BOSTON WOVEN HOSE & RUBBER
The Boston Woven Hose and Rubber Company was established in Cambridge in 1884 by retired Colonel Theodore A. Dodge and Robert Cowen. The origins of the company, however, can be traced to as far back as 1870. During this early period, inventor Lyman R. Blake designed a “machine for sewing up strips of rubber coated canvas into hydraulic hose” (Stone, 1930, pg. 811). Dodge, who had recently returned to Cambridge and was seeking a business venture, purchased this machine from Blake and began manufacturing the so-called “Blake Hose.” While Dodge’s product was sound and effective, the presence of clearly stitched seams in the hoses created enough skepticism among the buying public to prevent significant sales. In response, Dodge began looking for an alternative machine around which to establish his firm. In 1872, Dodge was approached by James E. Gillespie with a loom that was capable of weaving multiple tubular fabrics. This particular machine was exceptional in that up to this point, it was not possible to weave strong tubular products on flat looms or in the round. Dodge, sensing the importance of the invention, immediately set Gillespie and a newly hired machinist named Robert Cowen to work designing a more practical, streamlined version of the device. Although Gillespie soon dropped out of the effort, Dodge was able to successfully test by 1873 the first ever-manufactured rubber-lined, multiple-woven fire hose for the Boston fire commissioners. Despite a flawless performance, Dodge was unable to persuade fire departments to purchase the hoses produced by the Gillespie-Cowen loom. Dodge persisted in his efforts, with the help of Cowen, for over a decade before finally establishing a legitimate manufacturing concern in 1880. Initially, Dodge and Cowen began production of their hoses in a small section of the Curtis Davis Soap factory with assistance from only two people. During the first year of manufacturing, they produced approximately 15,000 feet of cotton garden hose (Stone, 1930; Gilman, 1896).

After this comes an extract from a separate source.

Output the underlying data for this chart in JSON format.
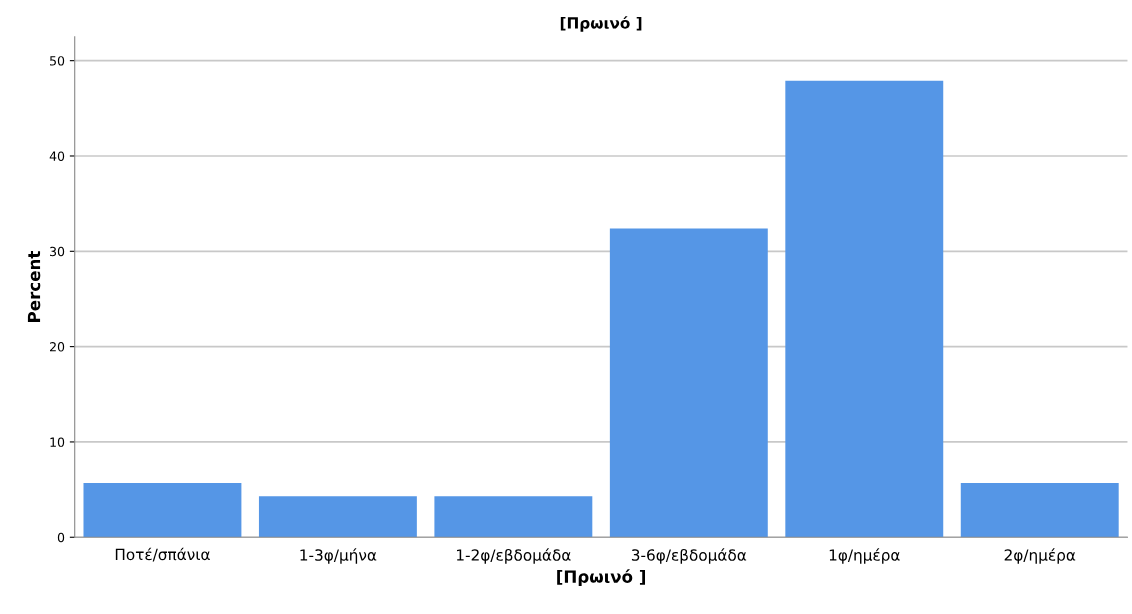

The operation quickly experienced enough financial gain for Dodge and Cowen to form the Boston Woven Hose and Rubber Company in 1884. Soon after this, the firm moved production out of the Curtis Davis factory to an 18,000 square foot plant on Broadway Street, where approximately sixty workers were employed. By 1886, the demand for products had required the company to expand once again. Dodge and Cowen purchased property on Hampshire Street and constructed a large manufacturing complex (Gilman, 1896; Stone, 1930). In 1888, the company was incorporated and by 1896 employed 975 hands and held nearly 250,000 square feet of factory floor space. Throughout this period, the firm expanded production beyond hydraulic hoses to include numerous other rubber products. The most significant of these additional products were hose-pipe and inner tube bicycle tires (Gilman, 1896). By the turn of the century, the company was experiencing enormous success. It was not only engaged in twenty-four hour manufacturing to meet demand, but was also in a nearly constant process of expanding its production capabilities (Gilman, 1896, Stone, 1930).
By the advent of the twentieth century, with a financial panic and the collapse in demand for bicycle tires, Boston Woven Hose began to face significant financial challenges. As a consequence, the company was reorganized under new ownership and reoriented around manufacturing products similar to those they had produced in the past. The company had progressively recovered throughout the beginning of the twentieth century. By 1930, the plant consisted of nineteen buildings, including a power house and brass foundry, that covered over fifteen acres of Cambridge. The company employed roughly 1,200 individuals in the production of such products as rubber hoses, rubber rings, rubber fabrics, rubber mats, brass fittings, gaskets, and various tubings. By 1928, the firm was responsible for nine percent of all rubber goods manufactured in the United States (Stone, 1930).
The firm continued to survive throughout the first half of the twentieth century; however, with the expansion of modern technology, the company’s processes, buildings, and equipment became increasingly obsolete (Seaburg, 2001). Indeed, as one retired executive of the firm explained, “the efficient plants today…are all on one level, with raw material coming in at one end and flowing through automatically from machine to machine with little or no handling until the finished product comes out the other end. This efficiency is not possible in our older buildings” (Cambridge Historical Society, 1967, pg. 41). By the early 1950s, the company was losing significant amounts of money through ongoing production. Given its precarious future, it was acquired by and merged into the America Biltrite Rubber Company by 1956 (Cambridge Historical Society, 1971; Seaburg, 2001). The Boston Woven Hose & Rubber Company production facilities remained until 1969, when they were destroyed as part of the Kendall Square redevelopment plan (Cambridge Historical Society, 1971).